1979 British TV film by Bob Brooks

The Knowledge is a 1979 British comedy-drama television film about a group of men and a woman doing "the Knowledge", the training required to become a London taxi driver. It was directed by Bob Brooks with an ensemble cast including Nigel Hawthorne, Mick Ford, Jonathan Lynn and Maureen Lipman.

== Premise ==
Four out of work Londoners apply to do "the Knowledge" to become London taxi drivers. They have to contend with learning approximately 15,842 streets and 468 set routes as well as Mr Burgess, a notoriously sadistic examiner from the Public Carriage Office.

== Cast ==
- Nigel Hawthorne as Mr Burgess
- Mick Ford as Chris Matthews
- Kim Taylforth as Janet
- Jonathan Lynn as Ted Margolies
- David Ryall as Titanic
- Michael Elphick as Gordon Weller
- Maureen Lipman as Brenda Weller
- Lesley Joseph as Val
- Gary Holton as Eddie Hairstyle
- June Watson as Lilian
- Philippa Howell as Miss Stavely
- Derek Deadman as Man in Dole queue
- Derek Benfield as Football Driver

== Production ==
In 1978 Jack Rosenthal received a telephone call from Bob Brooks, an American who had lived in London for many years, wanting to make a film about something "exclusive to London". After some discussion they decided on "The Knowledge", the training and testing required to become a driver of a hackney carriage. They initially pitched the idea to Euston Films as a feature-length drama before settling on the concept of a comedy drama. Executive producer Verity Lambert agreed to commission a 90-minute television film, despite reservations that Rosenthal and Brooks would struggle working together. Rosenthal researched the story by accompanying taxi drivers around London to collect their stories about doing The Knowledge. Lambert later recalled "Jack Rosenthal and Bob Brooks had this good idea – it was Bob's idea and Jack wrote it."

It was the first production by Euston Films to make use of Steadicam.
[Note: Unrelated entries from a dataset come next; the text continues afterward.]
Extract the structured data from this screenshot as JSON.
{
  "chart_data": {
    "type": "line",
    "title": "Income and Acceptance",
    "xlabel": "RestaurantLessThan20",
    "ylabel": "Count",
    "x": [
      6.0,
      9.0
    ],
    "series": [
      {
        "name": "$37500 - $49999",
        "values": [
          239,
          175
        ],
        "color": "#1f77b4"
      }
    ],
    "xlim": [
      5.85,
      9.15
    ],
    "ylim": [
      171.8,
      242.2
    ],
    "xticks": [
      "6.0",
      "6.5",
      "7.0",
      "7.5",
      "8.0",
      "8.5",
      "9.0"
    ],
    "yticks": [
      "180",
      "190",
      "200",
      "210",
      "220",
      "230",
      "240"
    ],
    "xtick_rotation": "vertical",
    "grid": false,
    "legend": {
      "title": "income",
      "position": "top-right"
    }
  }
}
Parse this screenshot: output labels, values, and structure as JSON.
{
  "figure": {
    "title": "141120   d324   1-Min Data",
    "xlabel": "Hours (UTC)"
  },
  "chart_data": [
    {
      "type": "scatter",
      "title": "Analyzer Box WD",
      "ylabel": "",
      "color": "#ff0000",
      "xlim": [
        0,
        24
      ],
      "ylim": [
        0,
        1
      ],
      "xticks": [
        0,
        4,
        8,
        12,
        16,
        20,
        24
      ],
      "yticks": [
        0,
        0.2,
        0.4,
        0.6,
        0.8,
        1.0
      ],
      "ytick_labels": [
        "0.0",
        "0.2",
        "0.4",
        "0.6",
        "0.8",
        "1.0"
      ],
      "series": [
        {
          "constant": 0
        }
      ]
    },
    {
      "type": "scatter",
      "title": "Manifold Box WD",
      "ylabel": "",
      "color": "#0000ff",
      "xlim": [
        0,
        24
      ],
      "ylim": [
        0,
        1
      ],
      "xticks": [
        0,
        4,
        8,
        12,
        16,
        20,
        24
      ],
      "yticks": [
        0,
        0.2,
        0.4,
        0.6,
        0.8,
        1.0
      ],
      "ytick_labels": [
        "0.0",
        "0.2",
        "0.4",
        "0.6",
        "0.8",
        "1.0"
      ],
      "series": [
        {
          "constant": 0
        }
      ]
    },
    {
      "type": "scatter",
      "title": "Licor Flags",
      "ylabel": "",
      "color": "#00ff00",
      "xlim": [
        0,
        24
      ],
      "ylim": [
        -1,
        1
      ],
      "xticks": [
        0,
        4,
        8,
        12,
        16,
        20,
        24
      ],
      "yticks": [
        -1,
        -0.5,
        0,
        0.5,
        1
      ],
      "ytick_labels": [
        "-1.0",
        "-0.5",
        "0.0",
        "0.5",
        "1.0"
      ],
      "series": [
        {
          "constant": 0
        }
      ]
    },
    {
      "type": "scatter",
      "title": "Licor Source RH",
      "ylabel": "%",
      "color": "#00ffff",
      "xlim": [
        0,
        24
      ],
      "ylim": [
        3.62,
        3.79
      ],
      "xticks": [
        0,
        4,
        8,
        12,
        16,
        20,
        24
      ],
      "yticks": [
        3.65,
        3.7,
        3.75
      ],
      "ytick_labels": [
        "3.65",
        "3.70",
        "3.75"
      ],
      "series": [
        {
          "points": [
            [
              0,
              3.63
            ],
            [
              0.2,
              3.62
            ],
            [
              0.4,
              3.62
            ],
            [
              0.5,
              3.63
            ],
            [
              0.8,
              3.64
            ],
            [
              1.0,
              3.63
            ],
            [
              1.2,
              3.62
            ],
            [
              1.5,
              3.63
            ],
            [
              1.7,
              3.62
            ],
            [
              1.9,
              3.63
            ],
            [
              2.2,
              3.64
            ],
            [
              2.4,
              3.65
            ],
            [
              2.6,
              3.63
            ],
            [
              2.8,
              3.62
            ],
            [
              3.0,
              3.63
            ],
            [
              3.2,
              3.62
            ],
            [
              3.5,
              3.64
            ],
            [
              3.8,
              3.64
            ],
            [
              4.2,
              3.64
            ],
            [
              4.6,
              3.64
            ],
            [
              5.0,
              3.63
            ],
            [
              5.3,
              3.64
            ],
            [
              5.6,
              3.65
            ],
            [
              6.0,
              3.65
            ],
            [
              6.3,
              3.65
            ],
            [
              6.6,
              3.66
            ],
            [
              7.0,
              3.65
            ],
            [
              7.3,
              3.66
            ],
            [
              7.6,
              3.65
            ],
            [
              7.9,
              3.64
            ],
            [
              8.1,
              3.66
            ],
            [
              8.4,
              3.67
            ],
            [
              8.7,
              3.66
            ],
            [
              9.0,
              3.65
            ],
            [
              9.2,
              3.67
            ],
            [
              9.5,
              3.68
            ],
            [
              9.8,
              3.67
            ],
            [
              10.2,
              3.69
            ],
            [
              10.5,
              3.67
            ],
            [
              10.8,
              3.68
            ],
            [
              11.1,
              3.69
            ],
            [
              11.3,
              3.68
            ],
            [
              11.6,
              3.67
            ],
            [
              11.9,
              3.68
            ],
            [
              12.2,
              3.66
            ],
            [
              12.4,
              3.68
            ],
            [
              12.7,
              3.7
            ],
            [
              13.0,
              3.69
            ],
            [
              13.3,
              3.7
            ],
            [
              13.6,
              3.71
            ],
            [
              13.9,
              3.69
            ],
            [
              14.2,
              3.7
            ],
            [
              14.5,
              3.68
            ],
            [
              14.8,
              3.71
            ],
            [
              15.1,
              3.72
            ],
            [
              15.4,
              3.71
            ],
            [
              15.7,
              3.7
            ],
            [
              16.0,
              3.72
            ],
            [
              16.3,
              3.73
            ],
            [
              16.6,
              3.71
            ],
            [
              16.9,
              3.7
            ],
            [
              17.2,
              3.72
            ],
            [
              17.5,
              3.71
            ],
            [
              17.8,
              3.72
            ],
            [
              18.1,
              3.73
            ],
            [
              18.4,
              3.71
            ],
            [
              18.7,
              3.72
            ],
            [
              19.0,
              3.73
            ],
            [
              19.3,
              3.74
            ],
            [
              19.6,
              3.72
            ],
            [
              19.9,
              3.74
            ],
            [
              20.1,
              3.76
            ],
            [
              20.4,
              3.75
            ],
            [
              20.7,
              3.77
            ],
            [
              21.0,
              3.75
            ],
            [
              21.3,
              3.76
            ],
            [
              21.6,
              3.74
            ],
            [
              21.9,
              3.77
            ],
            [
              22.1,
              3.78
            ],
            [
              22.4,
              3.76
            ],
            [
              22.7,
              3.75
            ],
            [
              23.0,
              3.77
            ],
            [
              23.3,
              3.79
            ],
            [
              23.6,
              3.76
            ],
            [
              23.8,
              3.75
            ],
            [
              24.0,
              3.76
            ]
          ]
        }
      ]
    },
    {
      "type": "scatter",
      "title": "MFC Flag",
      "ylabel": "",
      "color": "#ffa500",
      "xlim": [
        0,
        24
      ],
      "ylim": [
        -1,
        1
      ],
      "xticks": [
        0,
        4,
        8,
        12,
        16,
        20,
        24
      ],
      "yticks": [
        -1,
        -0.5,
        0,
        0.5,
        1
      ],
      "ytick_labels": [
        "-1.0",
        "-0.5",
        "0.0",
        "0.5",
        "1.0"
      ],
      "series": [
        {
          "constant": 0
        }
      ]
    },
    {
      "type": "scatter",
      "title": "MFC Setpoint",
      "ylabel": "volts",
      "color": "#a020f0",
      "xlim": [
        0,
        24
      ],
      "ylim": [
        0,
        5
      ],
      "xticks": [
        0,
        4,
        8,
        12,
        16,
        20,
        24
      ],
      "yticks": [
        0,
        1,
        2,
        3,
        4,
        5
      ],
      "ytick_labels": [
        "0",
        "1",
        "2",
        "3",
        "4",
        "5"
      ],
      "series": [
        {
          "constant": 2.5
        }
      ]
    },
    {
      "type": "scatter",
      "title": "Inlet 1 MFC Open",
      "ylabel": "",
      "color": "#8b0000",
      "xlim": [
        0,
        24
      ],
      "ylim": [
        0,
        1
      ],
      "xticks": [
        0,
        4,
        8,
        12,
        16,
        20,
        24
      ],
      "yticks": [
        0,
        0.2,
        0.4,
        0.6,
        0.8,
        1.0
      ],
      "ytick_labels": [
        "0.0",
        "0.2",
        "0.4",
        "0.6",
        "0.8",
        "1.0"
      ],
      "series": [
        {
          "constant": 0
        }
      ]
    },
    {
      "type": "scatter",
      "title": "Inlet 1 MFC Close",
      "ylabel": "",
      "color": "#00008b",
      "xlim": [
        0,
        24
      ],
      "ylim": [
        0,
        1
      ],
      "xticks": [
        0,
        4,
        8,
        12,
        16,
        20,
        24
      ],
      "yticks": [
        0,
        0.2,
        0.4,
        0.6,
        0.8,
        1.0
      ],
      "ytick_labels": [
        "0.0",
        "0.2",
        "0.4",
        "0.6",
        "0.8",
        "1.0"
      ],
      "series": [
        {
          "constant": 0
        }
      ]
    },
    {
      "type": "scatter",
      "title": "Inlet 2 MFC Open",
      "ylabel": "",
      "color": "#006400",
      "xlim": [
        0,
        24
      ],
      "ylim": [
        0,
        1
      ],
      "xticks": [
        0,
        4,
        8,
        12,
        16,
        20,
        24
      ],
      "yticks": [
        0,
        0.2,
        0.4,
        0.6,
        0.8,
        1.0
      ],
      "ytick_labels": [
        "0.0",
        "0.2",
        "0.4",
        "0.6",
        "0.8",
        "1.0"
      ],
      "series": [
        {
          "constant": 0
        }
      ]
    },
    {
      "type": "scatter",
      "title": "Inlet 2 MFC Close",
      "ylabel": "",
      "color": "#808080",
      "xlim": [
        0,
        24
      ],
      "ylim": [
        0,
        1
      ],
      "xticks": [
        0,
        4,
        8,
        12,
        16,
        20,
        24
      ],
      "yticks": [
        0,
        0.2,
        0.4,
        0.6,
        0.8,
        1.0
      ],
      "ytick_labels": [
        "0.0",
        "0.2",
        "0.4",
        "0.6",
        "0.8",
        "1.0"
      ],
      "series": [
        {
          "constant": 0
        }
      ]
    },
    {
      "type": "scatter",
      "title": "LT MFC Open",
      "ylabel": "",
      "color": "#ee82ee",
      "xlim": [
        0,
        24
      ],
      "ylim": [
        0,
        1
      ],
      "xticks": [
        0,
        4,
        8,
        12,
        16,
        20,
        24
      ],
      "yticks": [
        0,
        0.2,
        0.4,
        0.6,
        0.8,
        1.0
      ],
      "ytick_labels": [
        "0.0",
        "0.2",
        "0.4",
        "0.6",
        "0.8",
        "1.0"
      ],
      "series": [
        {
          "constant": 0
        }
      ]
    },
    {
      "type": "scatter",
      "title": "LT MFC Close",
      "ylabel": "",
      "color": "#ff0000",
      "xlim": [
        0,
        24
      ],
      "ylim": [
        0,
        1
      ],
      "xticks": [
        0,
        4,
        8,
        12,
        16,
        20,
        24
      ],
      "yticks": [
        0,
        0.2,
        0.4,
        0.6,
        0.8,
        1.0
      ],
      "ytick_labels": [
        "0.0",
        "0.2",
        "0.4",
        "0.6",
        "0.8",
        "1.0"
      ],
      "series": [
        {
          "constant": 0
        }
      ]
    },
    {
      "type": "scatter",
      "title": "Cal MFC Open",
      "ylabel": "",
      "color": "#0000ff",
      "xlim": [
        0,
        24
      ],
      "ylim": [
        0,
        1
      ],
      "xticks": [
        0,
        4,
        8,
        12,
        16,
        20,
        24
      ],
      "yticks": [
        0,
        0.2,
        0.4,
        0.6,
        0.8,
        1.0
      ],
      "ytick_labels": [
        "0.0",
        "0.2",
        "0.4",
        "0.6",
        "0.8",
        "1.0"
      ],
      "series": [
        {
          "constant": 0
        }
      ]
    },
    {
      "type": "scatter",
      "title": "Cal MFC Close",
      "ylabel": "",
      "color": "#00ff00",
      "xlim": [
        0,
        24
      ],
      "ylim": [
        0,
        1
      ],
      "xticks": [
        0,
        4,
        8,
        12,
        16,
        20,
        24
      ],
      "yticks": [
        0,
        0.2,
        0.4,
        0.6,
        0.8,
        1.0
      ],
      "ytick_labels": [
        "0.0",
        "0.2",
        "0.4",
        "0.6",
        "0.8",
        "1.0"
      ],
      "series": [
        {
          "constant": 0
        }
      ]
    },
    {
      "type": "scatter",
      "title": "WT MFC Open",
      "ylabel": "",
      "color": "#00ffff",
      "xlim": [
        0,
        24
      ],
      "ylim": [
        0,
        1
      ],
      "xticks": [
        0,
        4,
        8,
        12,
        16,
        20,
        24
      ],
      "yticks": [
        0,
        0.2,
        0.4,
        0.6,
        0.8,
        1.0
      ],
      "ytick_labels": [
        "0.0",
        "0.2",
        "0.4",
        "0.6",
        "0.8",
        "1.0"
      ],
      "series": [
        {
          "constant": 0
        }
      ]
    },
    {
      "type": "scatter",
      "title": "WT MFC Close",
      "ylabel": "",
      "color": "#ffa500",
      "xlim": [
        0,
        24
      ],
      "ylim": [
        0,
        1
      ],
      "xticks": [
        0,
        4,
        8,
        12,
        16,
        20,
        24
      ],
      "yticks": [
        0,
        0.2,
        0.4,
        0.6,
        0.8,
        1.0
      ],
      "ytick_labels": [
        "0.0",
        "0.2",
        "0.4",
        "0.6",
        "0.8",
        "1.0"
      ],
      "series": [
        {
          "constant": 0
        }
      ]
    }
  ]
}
In his autobiography, Rosenthal describes Nigel Hawthorne as "such a lovely actor" who "gives a superlative, unforgettable comic performance as Mr Burgess, based on a real-life, notoriously sadistic examiner".

== Reception ==
When shown in 1995 on Channel Four during a Thames Television tribute, film historian Geoff Phillips described it as "certainly the best TV play Britain has ever produced".

In 2000 it was voted #83 in the BFI TV 100.

== Accolades ==
The Knowledge was nominated for a BAFTA in the category Television, Best Single Play in 1980.

== Theatrical version ==
A theatrical adaptation of the film, directed by Maureen Lipman, was staged at the Charing Cross Theatre in London, running from 4 September through 11 November 2017. The cast included Steven Pacey as Mr Burgess.